First of all, don't limit yourself to just one photographer when starting out. It's kind of like being in a relationship with someone you're comfortable with -you stay with them because you're "comfortable", not because you're necessarily happy. If you stay with just one photographer, you're really limiting yourself. You haven't explored enough to know if you're truly happy or not. And from my own personal experience, every photographer photographs you differently. Always leave yourself open to try different photographers, they all have different styles. Some photographers do it for fun, some do it for a job, some studied it, and some are self taught. Some might be great at photography but horrible with photoshop, some photographers take forever to get edits to you, some photographers don't even edit their pictures, and some photographers aren't hardly "photographers" at all and their equipment is about as good as your iPhone photos. But you'll learn this with the more photo shoots you go to. Find a photographer who's style fits what you want to do with your modeling career.
But with that being said, know the intention of the photographer. Look for red flags when connecting with new photographers: can you bring escorts, do they have references? I cannot express enough that you NEED to check references before working with someone new. If the photographer is any good, they will have references. And do not work with anyone who refuses to give you any. Some photographers do not want boyfriends or husbands tagging along as an escort, and honestly, I get that. I made the mistake of taking my boyfriend at the time to a shoot with me, thus resulting in him having a fit about the outfit I was wearing and making me extremely unhappy and uncomfortable for the rest of the shoot. I left in tears. I'm sure you can guess the pictures didn't turn out well since I wasn't focused on the shoot anymore. Sometimes taking significant others can make you LESS comfortable at a shoot. I digress, but you should still be allowed to take an escort with you if you please, like a family friend, an aunt, your best friend, etc. So if a photographer still doesn't agree to this, be wary. It is your right as the model to feel as safe and comfortable as possible- don't let someone make you feel uncomfortable because your pictures will scream it.
Look out for the too-good-to-be-true photographers. I could write all day about the amount of "photographers" I've had contact me with what seem like too good to be true photo opportunities; for some reason these sketchy people always seem to have a way of talking it up-- making it seem like a once in a life time opportunity just to lure you in. But in the end they always ended up being really dodgy about the situation (like not giving me references, saying I couldn't bring an escort, not telling me what is going to be shot during the shoot), or I found out it was going to be published on a porn related site, and so on. If it seems too good to be true it probably is, especially in the modeling world! This is where references come in handy. There are a LOT of pervs out there who claim to be photographers....

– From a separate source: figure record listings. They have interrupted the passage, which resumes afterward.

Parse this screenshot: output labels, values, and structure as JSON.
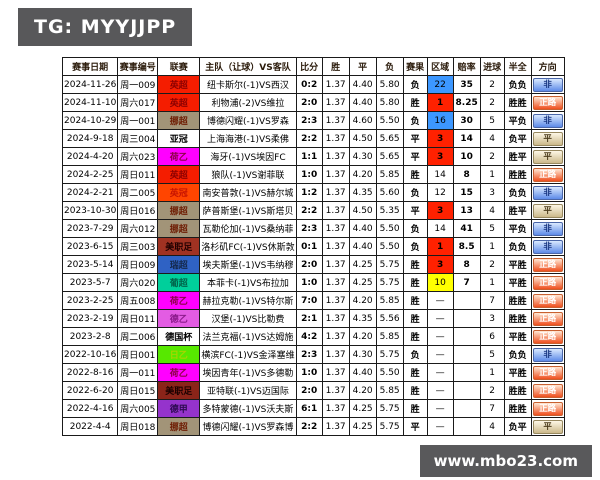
{
  "branding": {
    "tg_label": "TG: MYYJJPP",
    "website": "www.mbo23.com"
  },
  "colors": {
    "watermark_bg": "#58585a",
    "result_win": "#e60000",
    "result_draw": "#000000",
    "result_lose": "#5b8bd5",
    "region_red": "#ff2100",
    "region_blue": "#3c97ff",
    "region_yellow": "#ffff00"
  },
  "table": {
    "headers": [
      "赛事日期",
      "赛事编号",
      "联赛",
      "主队（让球）VS客队",
      "比分",
      "胜",
      "平",
      "负",
      "赛果",
      "区域",
      "赔率",
      "进球",
      "半全",
      "方向"
    ],
    "rows": [
      {
        "date": "2024-11-26",
        "code": "周一009",
        "league": "英超",
        "league_bg": "#f51d00",
        "league_fg": "#8b0000",
        "match": "纽卡斯尔(-1)VS西汉",
        "score": "0:2",
        "win": "1.37",
        "draw": "4.40",
        "lose": "5.80",
        "result": "负",
        "region": "22",
        "region_bg": "#3c97ff",
        "odds": "35",
        "goals": "2",
        "half_full": "负负",
        "direction": "非"
      },
      {
        "date": "2024-11-10",
        "code": "周六017",
        "league": "英超",
        "league_bg": "#f51d00",
        "league_fg": "#8b0000",
        "match": "利物浦(-2)VS维拉",
        "score": "2:0",
        "win": "1.37",
        "draw": "4.40",
        "lose": "5.80",
        "result": "胜",
        "region": "1",
        "region_bg": "#ff2100",
        "odds": "8.25",
        "goals": "2",
        "half_full": "胜胜",
        "direction": "正路"
      },
      {
        "date": "2024-10-29",
        "code": "周一001",
        "league": "挪超",
        "league_bg": "#a29478",
        "league_fg": "#6d1a00",
        "match": "博德闪耀(-1)VS罗森",
        "score": "2:3",
        "win": "1.37",
        "draw": "4.60",
        "lose": "5.50",
        "result": "负",
        "region": "16",
        "region_bg": "#3c97ff",
        "odds": "30",
        "goals": "5",
        "half_full": "平负",
        "direction": "非"
      },
      {
        "date": "2024-9-18",
        "code": "周三004",
        "league": "亚冠",
        "league_bg": "#ffffff",
        "league_fg": "#000000",
        "match": "上海海港(-1)VS柔佛",
        "score": "2:2",
        "win": "1.37",
        "draw": "4.50",
        "lose": "5.65",
        "result": "平",
        "region": "3",
        "region_bg": "#ff2100",
        "odds": "14",
        "goals": "4",
        "half_full": "负平",
        "direction": "平"
      },
      {
        "date": "2024-4-20",
        "code": "周六023",
        "league": "荷乙",
        "league_bg": "#ff00ff",
        "league_fg": "#8b0045",
        "match": "海牙(-1)VS埃因FC",
        "score": "1:1",
        "win": "1.37",
        "draw": "4.30",
        "lose": "5.65",
        "result": "平",
        "region": "3",
        "region_bg": "#ff2100",
        "odds": "10",
        "goals": "2",
        "half_full": "胜平",
        "direction": "平"
      },
      {
        "date": "2024-2-25",
        "code": "周日011",
        "league": "英超",
        "league_bg": "#f51d00",
        "league_fg": "#8b0000",
        "match": "狼队(-1)VS谢菲联",
        "score": "1:0",
        "win": "1.37",
        "draw": "4.20",
        "lose": "5.85",
        "result": "胜",
        "region": "14",
        "region_bg": "",
        "odds": "8",
        "goals": "1",
        "half_full": "胜胜",
        "direction": "正路"
      },
      {
        "date": "2024-2-21",
        "code": "周二005",
        "league": "英冠",
        "league_bg": "#ff4500",
        "league_fg": "#c81400",
        "match": "南安普敦(-1)VS赫尔城",
        "score": "1:2",
        "win": "1.37",
        "draw": "4.35",
        "lose": "5.60",
        "result": "负",
        "region": "12",
        "region_bg": "",
        "odds": "15",
        "goals": "3",
        "half_full": "负负",
        "direction": "非"
      },
      {
        "date": "2023-10-30",
        "code": "周日016",
        "league": "挪超",
        "league_bg": "#a29478",
        "league_fg": "#6d1a00",
        "match": "萨普斯堡(-1)VS斯塔贝",
        "score": "2:2",
        "win": "1.37",
        "draw": "4.50",
        "lose": "5.35",
        "result": "平",
        "region": "3",
        "region_bg": "#ff2100",
        "odds": "13",
        "goals": "4",
        "half_full": "胜平",
        "direction": "平"
      },
      {
        "date": "2023-7-29",
        "code": "周六012",
        "league": "挪超",
        "league_bg": "#a29478",
        "league_fg": "#6d1a00",
        "match": "瓦勒伦加(-1)VS桑纳菲",
        "score": "2:3",
        "win": "1.37",
        "draw": "4.40",
        "lose": "5.50",
        "result": "负",
        "region": "14",
        "region_bg": "",
        "odds": "41",
        "goals": "5",
        "half_full": "平负",
        "direction": "非"
      },
      {
        "date": "2023-6-15",
        "code": "周三003",
        "league": "美职足",
        "league_bg": "#a03222",
        "league_fg": "#200000",
        "match": "洛杉矶FC(-1)VS休斯敦",
        "score": "0:1",
        "win": "1.37",
        "draw": "4.40",
        "lose": "5.50",
        "result": "负",
        "region": "1",
        "region_bg": "#ff2100",
        "odds": "8.5",
        "goals": "1",
        "half_full": "负负",
        "direction": "非"
      },
      {
        "date": "2023-5-14",
        "code": "周日009",
        "league": "瑞超",
        "league_bg": "#2f62c4",
        "league_fg": "#14284b",
        "match": "埃夫斯堡(-1)VS韦纳穆",
        "score": "2:0",
        "win": "1.37",
        "draw": "4.25",
        "lose": "5.75",
        "result": "胜",
        "region": "3",
        "region_bg": "#ff2100",
        "odds": "8",
        "goals": "2",
        "half_full": "平胜",
        "direction": "正路"
      },
      {
        "date": "2023-5-7",
        "code": "周六020",
        "league": "葡超",
        "league_bg": "#00cf9b",
        "league_fg": "#00634a",
        "match": "本菲卡(-1)VS布拉加",
        "score": "1:0",
        "win": "1.37",
        "draw": "4.25",
        "lose": "5.75",
        "result": "胜",
        "region": "10",
        "region_bg": "#ffff00",
        "odds": "7",
        "goals": "1",
        "half_full": "平胜",
        "direction": "正路"
      },
      {
        "date": "2023-2-25",
        "code": "周五008",
        "league": "荷乙",
        "league_bg": "#ff00ff",
        "league_fg": "#8b0045",
        "match": "赫拉克勒(-1)VS特尔斯",
        "score": "7:0",
        "win": "1.37",
        "draw": "4.20",
        "lose": "5.85",
        "result": "胜",
        "region": "—",
        "region_bg": "",
        "odds": "",
        "goals": "7",
        "half_full": "胜胜",
        "direction": "正路"
      },
      {
        "date": "2023-2-19",
        "code": "周日011",
        "league": "德乙",
        "league_bg": "#e35ce3",
        "league_fg": "#8b1a8b",
        "match": "汉堡(-1)VS比勒费",
        "score": "2:1",
        "win": "1.37",
        "draw": "4.35",
        "lose": "5.56",
        "result": "胜",
        "region": "—",
        "region_bg": "",
        "odds": "",
        "goals": "3",
        "half_full": "胜胜",
        "direction": "正路"
      },
      {
        "date": "2023-2-8",
        "code": "周二006",
        "league": "德国杯",
        "league_bg": "#ffffff",
        "league_fg": "#000000",
        "match": "法兰克福(-1)VS达姆施",
        "score": "4:2",
        "win": "1.37",
        "draw": "4.20",
        "lose": "5.85",
        "result": "胜",
        "region": "—",
        "region_bg": "",
        "odds": "",
        "goals": "6",
        "half_full": "平胜",
        "direction": "正路"
      },
      {
        "date": "2022-10-16",
        "code": "周日001",
        "league": "日乙",
        "league_bg": "#57e800",
        "league_fg": "#a8d400",
        "match": "横滨FC(-1)VS金泽塞维",
        "score": "2:3",
        "win": "1.37",
        "draw": "4.30",
        "lose": "5.75",
        "result": "负",
        "region": "—",
        "region_bg": "",
        "odds": "",
        "goals": "5",
        "half_full": "负负",
        "direction": "非"
      },
      {
        "date": "2022-8-16",
        "code": "周一011",
        "league": "荷乙",
        "league_bg": "#ff00ff",
        "league_fg": "#8b0045",
        "match": "埃因青年(-1)VS多德勒",
        "score": "1:0",
        "win": "1.37",
        "draw": "4.40",
        "lose": "5.50",
        "result": "胜",
        "region": "—",
        "region_bg": "",
        "odds": "",
        "goals": "1",
        "half_full": "平胜",
        "direction": "正路"
      },
      {
        "date": "2022-6-20",
        "code": "周日015",
        "league": "美职足",
        "league_bg": "#8b2419",
        "league_fg": "#1a0000",
        "match": "亚特联(-1)VS迈国际",
        "score": "2:0",
        "win": "1.37",
        "draw": "4.20",
        "lose": "5.85",
        "result": "胜",
        "region": "—",
        "region_bg": "",
        "odds": "",
        "goals": "2",
        "half_full": "胜胜",
        "direction": "正路"
      },
      {
        "date": "2022-4-16",
        "code": "周六005",
        "league": "德甲",
        "league_bg": "#9533cc",
        "league_fg": "#2d0a52",
        "match": "多特蒙德(-1)VS沃夫斯",
        "score": "6:1",
        "win": "1.37",
        "draw": "4.25",
        "lose": "5.75",
        "result": "胜",
        "region": "—",
        "region_bg": "",
        "odds": "",
        "goals": "7",
        "half_full": "胜胜",
        "direction": "正路"
      },
      {
        "date": "2022-4-4",
        "code": "周日018",
        "league": "挪超",
        "league_bg": "#a29478",
        "league_fg": "#6d1a00",
        "match": "博德闪耀(-1)VS罗森博",
        "score": "2:2",
        "win": "1.37",
        "draw": "4.25",
        "lose": "5.75",
        "result": "平",
        "region": "—",
        "region_bg": "",
        "odds": "",
        "goals": "4",
        "half_full": "负平",
        "direction": "平"
      }
    ]
  }
}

Also beware of going to a photographer alone even if you've shot with him 10 times before, it only takes one time to drug you. I'm not even over exaggerating, I was recently talking to a photographer about how he knew some models that went to a very well known and published photographer- and he ended up drugging and raping several of the girls, even some who have worked with him many times before. He's in jail now, thankfully. If you do need to go to a shoot alone, go prepared, and do not let your guard down. I don't take open drinks from anyone. I usually bring my own or if they offer me a bottle of water I will accept if it's unopened. Do not get in the car with strangers either, if you have to meet for a shoot then meet in a public place and drive separately to the destination. Always give an address and an estimated time you'll be done shooting to someone you trust.
Know your comfort level with a photographer. Know your comfort level with yourself. If you don't want to do nude shoots then don't let a photographer talk you out of your clothes. If you're doing implied nudes and something shows in the pictures, you need to trust your photographer enough that he will not be posting that picture anywhere and it will be deleted. One way to ensure this is to write a modeling contract. I'll get to that at another time. If a photographer provides you with a contract, read it carefully. You could be giving up all rights you have to the photos and basically saying it's alright if they're posted on places you don't want them to be.
Just a side note to doing nude modeling, don't let anyone talk you out of your clothes for free if you do decide to do nudes. Strippers don't strip for free, neither should a model. There are several types of nude modeling, not all include an erotic nature. Again, I'll post about how much certain types of modeling should make.
Comfort doesn't just end at feeling safe. I won't even waste your time trying to tell you the amount of times photographers studios have been so cold that I found it extremely hard to focus on shooting. Work with someone who becomes a friend- someone that understands that you may need to sit down for a moment because your feet hurt from wearing heels, or you can say you're too cold and they turn the heating on; someone that you can joke with and doesn't make modeling seem like a chore. Unfortunately, when starting out you might not have a huge choice of who you will work with, luckily the more you shoot with though, the more you can choose from and weed out the good photographers from the latter.
Eventually you'll be able to establish yourself and you'll know what and who you want to work with. You might find out that you pose better in silence and thus it is distracting to work with chatty photographers. You'll learn if you want to work with photographers who have paper backgrounds as opposed to cloth, or possibly you like to work outside more that you do in a studio. Some photographers only do studio photography, so manipulating the lighting outside can be much more difficult. Look for photographers who are fluent in many different styles. You'll learn what photographers capture your good side better than others. Maybe you'll decide you like natural photos instead of photo-shopped pictures. Do the photographers have props and outfits or do you need to bring your own? And lastly, don't forget to find a photographer that will understand and influence some great concepts and themes for images. Hopefully you and the photographers you choose to work with can create some great original images. There are so many things for models to take into consideration when choosing photographers.
Personally, I have several different photographers I go to for different image styles, so depending on the theme of the shoot I want to do I can choose who will be easiest to work with on that particular project.
Personal tips I've found work best for me when choosing photographers:
- Work with photographers who have studied photography, OR they do it as a profession. These are the photographers who will typically have the best skills with lighting, helping you pose, and photo shop, just to name a few.
- Go to photographers who help you, especially if you aren't great at coming up with themes or you don't know how to pose.
- Don't work with someone just for the money.
- Do work with someone because you love how the pictures turn out
- Contact references.
- Don't be afraid to move on from a photographer. There have been too many to count that I didn't get on with and I just had to move on.
- Sometimes you can't be in control of everything. If you're getting paid to do 2 hours of lingerie in a studio even though you like to work outdoors, then sometimes you just suck it up and do it for the money.
It is so important to know and trust who you're working with. If you ever feel uncomfortable you can tell them no and leave. Your life and morals are worth more than any money lost. The best advice I can give to another model is to always be skeptical, never believe someone has your best interest in front of their own.